Donald James Weatherburn PSM (born 14 May 1951) was Director of the NSW Bureau of Crime Statistics and Research in Sydney from 1988 until July 2019. He is a professor at the National Drug and Alcohol Research Centre at the University of New South Wales and a Fellow of the Academy of the Social Sciences in Australia.

==Early life==
Weatherburn attended Newington College (1964–1969) and the University of Sydney where in 1974 he received his BA with first class honours.
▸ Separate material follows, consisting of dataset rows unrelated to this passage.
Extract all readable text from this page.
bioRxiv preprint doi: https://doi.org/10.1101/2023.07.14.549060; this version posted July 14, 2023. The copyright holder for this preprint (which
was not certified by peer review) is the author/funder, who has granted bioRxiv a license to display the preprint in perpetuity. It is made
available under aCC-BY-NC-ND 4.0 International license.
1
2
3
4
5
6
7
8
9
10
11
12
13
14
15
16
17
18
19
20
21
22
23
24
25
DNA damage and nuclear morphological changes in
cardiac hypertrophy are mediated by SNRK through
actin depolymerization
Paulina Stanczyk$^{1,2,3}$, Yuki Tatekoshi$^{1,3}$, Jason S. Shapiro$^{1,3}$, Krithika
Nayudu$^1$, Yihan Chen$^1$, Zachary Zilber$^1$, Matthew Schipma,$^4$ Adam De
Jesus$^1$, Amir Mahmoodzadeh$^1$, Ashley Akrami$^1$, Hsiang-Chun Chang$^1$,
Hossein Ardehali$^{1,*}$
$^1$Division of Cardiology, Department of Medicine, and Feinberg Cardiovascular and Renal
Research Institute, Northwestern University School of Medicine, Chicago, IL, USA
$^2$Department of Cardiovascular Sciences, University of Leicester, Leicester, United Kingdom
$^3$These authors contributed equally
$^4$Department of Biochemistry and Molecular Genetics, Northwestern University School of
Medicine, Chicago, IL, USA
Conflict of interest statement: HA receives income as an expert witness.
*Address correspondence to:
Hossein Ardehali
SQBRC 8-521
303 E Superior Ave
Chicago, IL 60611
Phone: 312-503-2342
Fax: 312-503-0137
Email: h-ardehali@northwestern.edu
He completed a Ph.D. at the University of Sydney in 1979 and lectured in the School of Justice Administration at Charles Sturt University.

==Career==
In 1983 Weatherburn was appointed Senior Research Officer at the NSW Bureau of Crime Statistics and Research (BOCSAR) and four years later he was appointed Foundation Director of Research at the NSW Judicial Commission. He was Director of BOCSAR from 1988 until 3 July 2019.

For his contribution to public debate about crime and justice, he was awarded the Public Service Medal in January 1998. In 2000 he received an Alumni Award for Community Service from the University of Sydney.

Following the introduction in February 2014 of the New South Wales lockout laws which limited the sale of alcohol in the Sydney CBD and Kings Cross, Weatherburn released a study arguing that the drop in the number of alcohol-related assaults since the new laws was "simply precipitous" and "one of the most dramatic effects I've seen in my time, of policy intervention to reduce crime".

In September 2018 Weatherburn admitted his Bureau was at fault for releasing misleading drug detection results. Figures in some cases were doubled, after BOCSAR had mistakenly added positive results to searches by NSW Police.

==Publications==
- Delinquent-prone Communities (Cambridge University Press, 2001)
- Law and Order in Australia: Rhetoric and Reality (Federation Press, 2004)
- Arresting Incarceration: Pathways Out of Indigenous Imprisonment (Aboriginal Studies Press, 2014)
- The Vanishing Criminal: Causes of Decline in Australia’s Crime Rate (Melbourne University Press, 2021) Joint author: Sara Rahman.